Я поднялся и пошел к двери. Спиной я почувствовал его взгляд. Когда я обернулся, то увидел, что он наморщил лоб.
– Можно задать еще один вопрос, господин начальник?
– спросил я.
– Конечно же, дорогой мой. Я слушаю!
– воскликнул он, явно обрадовавшись.
– Почему я вдруг стал для вас такой обузой?
– спросил я.
– Обузой? Откуда вы это взяли? Вы решительно ни для кого здесь не обуза. Как мы и договорились, побеседуйте со своим священником. У меня больше нет времени.
При этих словах я вышел из его кабинета. Я узнал достаточно, чтобы понять: дело обстояло очень серьезно. На карту было поставлено все.
Когда стемнело, я принялся думать об этом "помимо". Не надо считать, будто мы не знаем: там, за стенами, люди ведут совсем иное существование. Общество у них чрезвычайно многолюдное, оно коренным образом отличается от нашего. Я бы выразился так: у них там, за стенами, куда более нереальная жизнь; весьма трудно понять, как они ее вообще выносят. Возьмем, к примеру, только один факт: с женщинами они живут не врозь, а вместе, и притом в чрезвычайно тесной близости, как будто им не хватает места; конечно, это свидетельство столь плохого понимания реальности, что диву даешься. Разумеется, не всей информации, исходящей оттуда, надо непременно верить. Свои знания мы черпаем в основном из кинолент, которые нам время от времени прокручивают. Но я подозреваю, что не все в фильмах снимают так, как это происходит в жизни. Авторы думают больше о том, как это будет выглядеть на экране. Цель ясна: развлечь нас, вызвать смех; в большинстве случаев это им удается. Чересчур смело было бы требовать, чтобы мы считали за правду решительно все, что нам сообщают о мире за нашими стенами. Ведь нам показывают столько смешного, что это порой граничит со страшным.

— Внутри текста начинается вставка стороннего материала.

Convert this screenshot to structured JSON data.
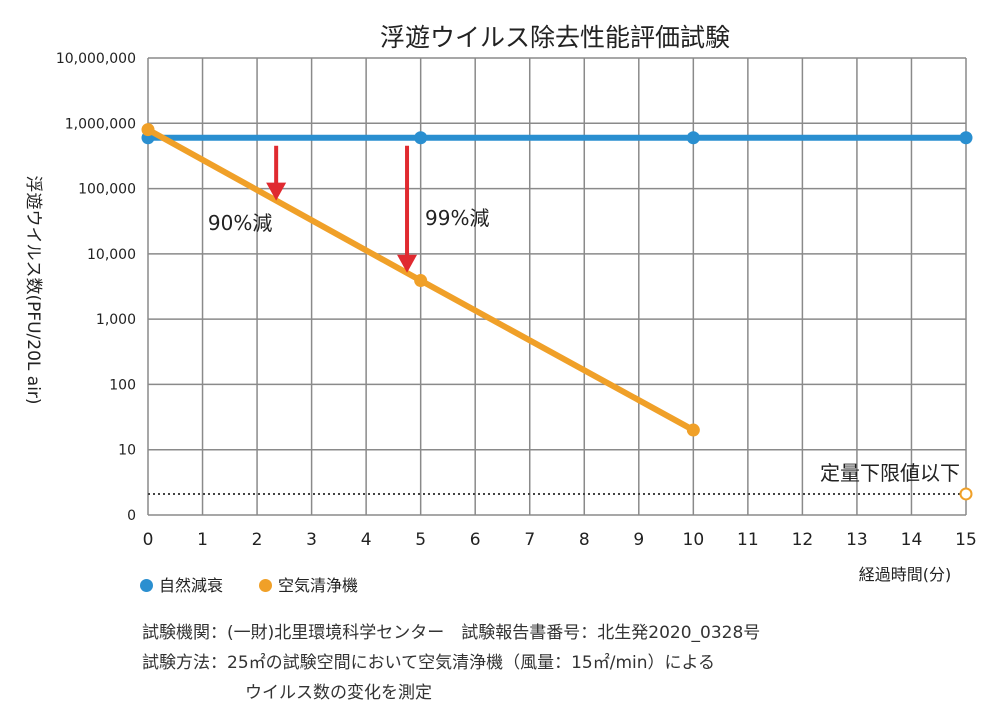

Когда я вижу подобные кинокартины и слышу, как наш брат от души смеется, я невольно задаю себе вопрос: что они хотят скрыть, показывая такую чушь? Разумеется, я не знаю, есть ли в этом вообще определенный умысел, ведь я могу судить о виденном, только исходя из наших здешних представлений. Вот, например, киношники захотят снять, как мы едим: каждый сидит перед своей миской с ложкой в руке, жует и глотает, не говоря ни слова, так как говорить нам запрещено; у зрителя свободно может создаться впечатление, будто мы день и ночь сидим за столом и жуем. И весь мир стал бы с полным правом смеяться над нами. Быть может, некоторые решили бы даже, что мы немые. Ко всему еще, сняли бы то выражение лиц, которое у нас здесь появляется, ведь оно должно свидетельствовать о нашем хорошем поведении. Никто бы не смог понять, глядя на нас, о чем мы думаем. Наверно, зрители решили бы: эти люди вообще не думают. Короче говоря, ясно, что из подобного фильма нельзя было бы узнать о нашей реальной жизни.